- USD/CAD grinds higher after recovering from six-month-old ascending support line.
- Bullish candlestick formation, nearly oversold RSI (14) add strength to recovery moves.
- 200-DMA prods Loonie pair buyers; bears need validation from 1.3300 to keep the reins.
USD/CAD seesaws around 1.3370-80 as it struggles to defend the previous day’s corrective bounce off the short-term key support line during early Tuesday. In doing so, the Loonie pair justifies the bullish candlestick, marked on Monday, as well as the nearly oversold RSI (14) conditions.
Even if the USD/CAD pair’s latest inaction, the Loonie pair remains off the bear’s radar, especially after posting the Dragonfly bullish Doji candlestick the previous day while recovering from an upward-sloping support line from November 2022.
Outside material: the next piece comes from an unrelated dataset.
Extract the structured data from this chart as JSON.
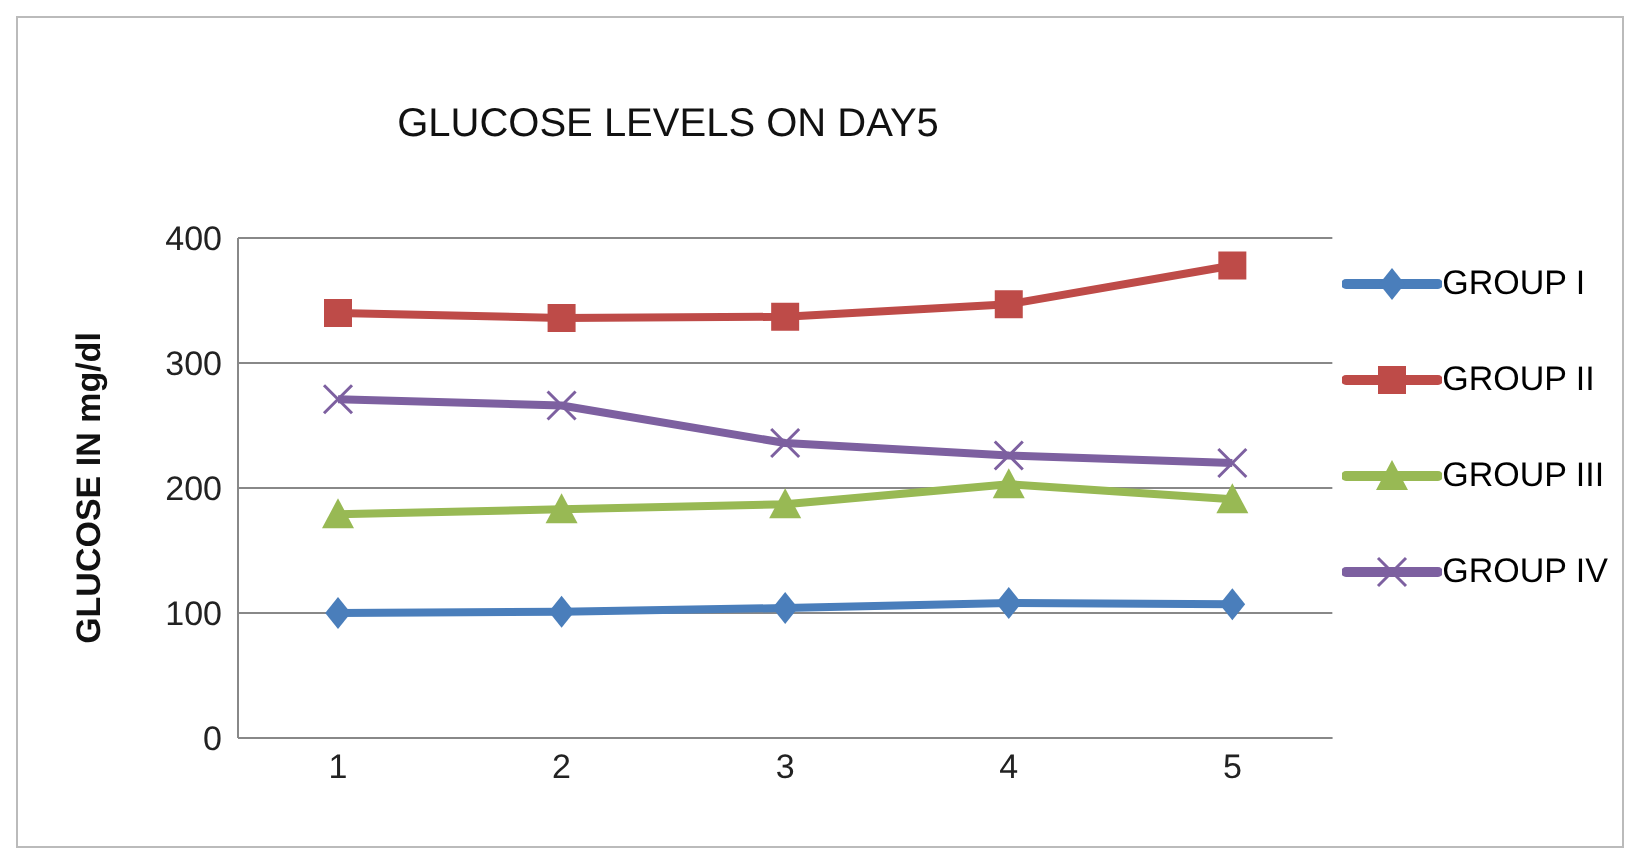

As a result, the quote’s retreat remains elusive unless breaking the aforementioned support line, currently around 1.3315. Also acting as a downside filter is the 1.3300 round figure.
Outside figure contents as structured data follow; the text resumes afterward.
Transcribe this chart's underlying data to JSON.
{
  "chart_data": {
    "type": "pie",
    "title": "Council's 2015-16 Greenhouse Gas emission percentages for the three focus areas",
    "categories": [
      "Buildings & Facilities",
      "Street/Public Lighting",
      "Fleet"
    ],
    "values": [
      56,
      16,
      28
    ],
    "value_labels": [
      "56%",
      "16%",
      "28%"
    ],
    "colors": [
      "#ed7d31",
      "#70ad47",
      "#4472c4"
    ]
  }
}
It’s worth noting that February’s bottom is around 1.3265 and the late 2022 trough surrounding 1.3240 can also challenge the USD/CAD bears before giving them control.
On the contrary, the Loonie pair’s latest rebound can aim for the 200-DMA hurdle of around 1.3450. However, the buyers will need validation from the 100-DMA level surrounding 1.3520 to aim for the previous monthly high of around 1.3670.
In a case where the USD/CAD remains firmer past 1.3670, the odds of witnessing a rally toward the yearly high of near 1.3860 can’t be ruled out.